Ritual aprendido no pau roliço e ranhurado, esticando a massa até a transparência – “redonda como se fosse feita com compasso”, orgulhava-se minha avó. Névoas de farinha e fervura. Depois arrumar a mesa, acomodar a sua volta os que restam e aguardar os elogios.
Mais tarde quando a casa dorme ou se entrega ao silêncio entumecido da tarde, esfregar os alumínios para faiscarem no sol quente. Lençóis no varal e poesia. Vez em quando, uma torta de maçã. O aroma quente e perfumado espalhando-se pelos cômodos frescos de venezianas e alpendres.
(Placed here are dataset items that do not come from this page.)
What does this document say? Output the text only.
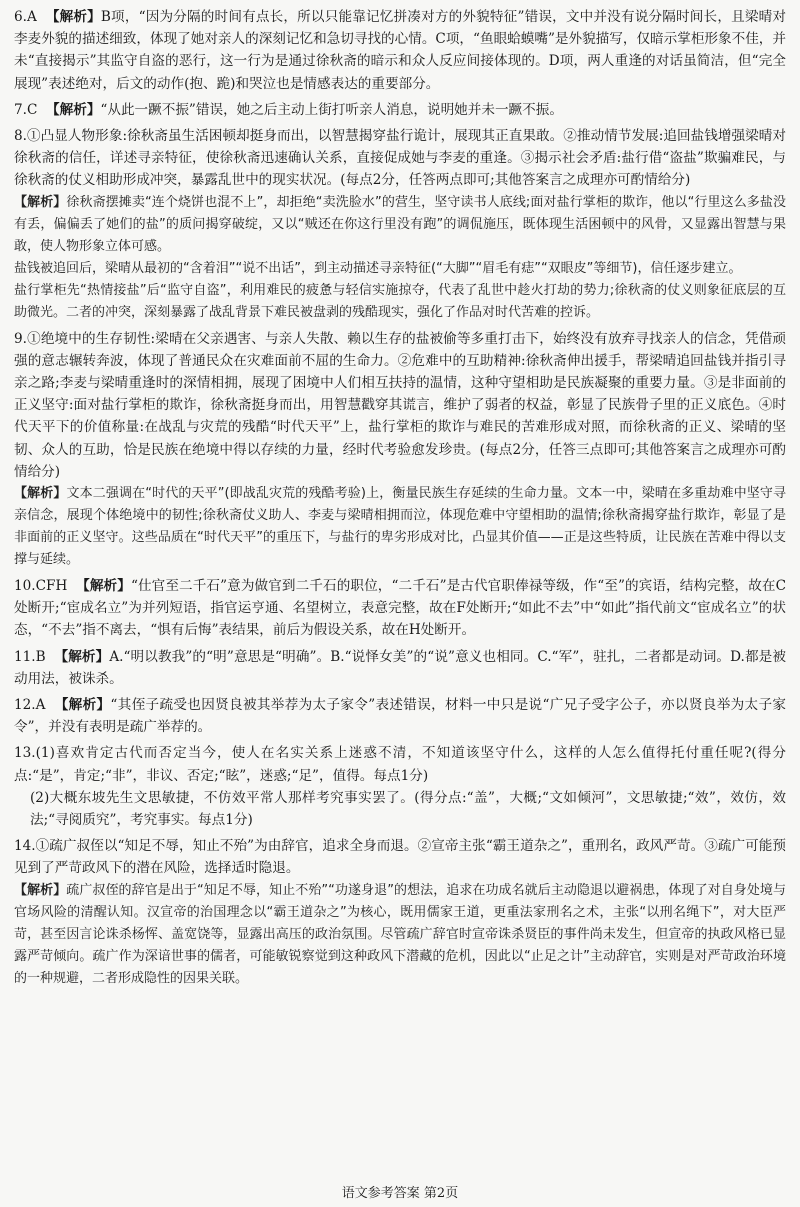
6.A 【解析】B项，“因为分隔的时间有点长，所以只能靠记忆拼凑对方的外貌特征”错误，文中并没有说分隔时间长，且梁晴对李麦外貌的描述细致，体现了她对亲人的深刻记忆和急切寻找的心情。C项，“鱼眼蛤蟆嘴”是外貌描写，仅暗示掌柜形象不佳，并未“直接揭示”其监守自盗的恶行，这一行为是通过徐秋斋的暗示和众人反应间接体现的。D项，两人重逢的对话虽简洁，但“完全展现”表述绝对，后文的动作(抱、跪)和哭泣也是情感表达的重要部分。

7.C 【解析】“从此一蹶不振”错误，她之后主动上街打听亲人消息，说明她并未一蹶不振。

8.①凸显人物形象:徐秋斋虽生活困顿却挺身而出，以智慧揭穿盐行诡计，展现其正直果敢。②推动情节发展:追回盐钱增强梁晴对徐秋斋的信任，详述寻亲特征，使徐秋斋迅速确认关系，直接促成她与李麦的重逢。③揭示社会矛盾:盐行借“盗盐”欺骗难民，与徐秋斋的仗义相助形成冲突，暴露乱世中的现实状况。(每点2分，任答两点即可;其他答案言之成理亦可酌情给分)

【解析】徐秋斋摆摊卖“连个烧饼也混不上”，却拒绝“卖洗脸水”的营生，坚守读书人底线;面对盐行掌柜的欺诈，他以“行里这么多盐没有丢，偏偏丢了她们的盐”的质问揭穿破绽，又以“贼还在你这行里没有跑”的调侃施压，既体现生活困顿中的风骨，又显露出智慧与果敢，使人物形象立体可感。

盐钱被追回后，梁晴从最初的“含着泪”“说不出话”，到主动描述寻亲特征(“大脚”“眉毛有痣”“双眼皮”等细节)，信任逐步建立。

盐行掌柜先“热情接盐”后“监守自盗”，利用难民的疲惫与轻信实施掠夺，代表了乱世中趁火打劫的势力;徐秋斋的仗义则象征底层的互助微光。二者的冲突，深刻暴露了战乱背景下难民被盘剥的残酷现实，强化了作品对时代苦难的控诉。

9.①绝境中的生存韧性:梁晴在父亲遇害、与亲人失散、赖以生存的盐被偷等多重打击下，始终没有放弃寻找亲人的信念，凭借顽强的意志辗转奔波，体现了普通民众在灾难面前不屈的生命力。②危难中的互助精神:徐秋斋伸出援手，帮梁晴追回盐钱并指引寻亲之路;李麦与梁晴重逢时的深情相拥，展现了困境中人们相互扶持的温情，这种守望相助是民族凝聚的重要力量。③是非面前的正义坚守:面对盐行掌柜的欺诈，徐秋斋挺身而出，用智慧戳穿其谎言，维护了弱者的权益，彰显了民族骨子里的正义底色。④时代天平下的价值称量:在战乱与灾荒的残酷“时代天平”上，盐行掌柜的欺诈与难民的苦难形成对照，而徐秋斋的正义、梁晴的坚韧、众人的互助，恰是民族在绝境中得以存续的力量，经时代考验愈发珍贵。(每点2分，任答三点即可;其他答案言之成理亦可酌情给分)

【解析】文本二强调在“时代的天平”(即战乱灾荒的残酷考验)上，衡量民族生存延续的生命力量。文本一中，梁晴在多重劫难中坚守寻亲信念，展现个体绝境中的韧性;徐秋斋仗义助人、李麦与梁晴相拥而泣，体现危难中守望相助的温情;徐秋斋揭穿盐行欺诈，彰显了是非面前的正义坚守。这些品质在“时代天平”的重压下，与盐行的卑劣形成对比，凸显其价值——正是这些特质，让民族在苦难中得以支撑与延续。

10.CFH 【解析】“仕官至二千石”意为做官到二千石的职位，“二千石”是古代官职俸禄等级，作“至”的宾语，结构完整，故在C处断开;“宦成名立”为并列短语，指官运亨通、名望树立，表意完整，故在F处断开;“如此不去”中“如此”指代前文“宦成名立”的状态，“不去”指不离去，“惧有后悔”表结果，前后为假设关系，故在H处断开。

11.B 【解析】A.“明以教我”的“明”意思是“明确”。B.“说怿女美”的“说”意义也相同。C.“军”，驻扎，二者都是动词。D.都是被动用法，被诛杀。

12.A 【解析】“其侄子疏受也因贤良被其举荐为太子家令”表述错误，材料一中只是说“广兄子受字公子，亦以贤良举为太子家令”，并没有表明是疏广举荐的。

13.(1)喜欢肯定古代而否定当今，使人在名实关系上迷惑不清，不知道该坚守什么，这样的人怎么值得托付重任呢?(得分点:“是”，肯定;“非”，非议、否定;“眩”，迷惑;“足”，值得。每点1分)

(2)大概东坡先生文思敏捷，不仿效平常人那样考究事实罢了。(得分点:“盖”，大概;“文如倾河”，文思敏捷;“效”，效仿，效法;“寻阅质究”，考究事实。每点1分)

14.①疏广叔侄以“知足不辱，知止不殆”为由辞官，追求全身而退。②宣帝主张“霸王道杂之”，重刑名，政风严苛。③疏广可能预见到了严苛政风下的潜在风险，选择适时隐退。

【解析】疏广叔侄的辞官是出于“知足不辱，知止不殆”“功遂身退”的想法，追求在功成名就后主动隐退以避祸患，体现了对自身处境与官场风险的清醒认知。汉宣帝的治国理念以“霸王道杂之”为核心，既用儒家王道，更重法家刑名之术，主张“以刑名绳下”，对大臣严苛，甚至因言论诛杀杨恽、盖宽饶等，显露出高压的政治氛围。尽管疏广辞官时宣帝诛杀贤臣的事件尚未发生，但宣帝的执政风格已显露严苛倾向。疏广作为深谙世事的儒者，可能敏锐察觉到这种政风下潜藏的危机，因此以“止足之计”主动辞官，实则是对严苛政治环境的一种规避，二者形成隐性的因果关联。

语文参考答案 第2页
Sentadas em volta dos pontos intrincados de crochê, as mulheres da família acolchoam-se de uma alegria calma, da qual ninguém desconfia. Trocam receitas, às vezes “puxam” o terço ou trinam canções e risadas.
Às vezes se escondem, outras se revelam por trás dos óculos, das ancas, do afeto desmedido, da maledicência, das lembranças. Às vezes felizes, tristes, loucas, caladas. Às vezes cômicas, trágicas, mágicas sempre.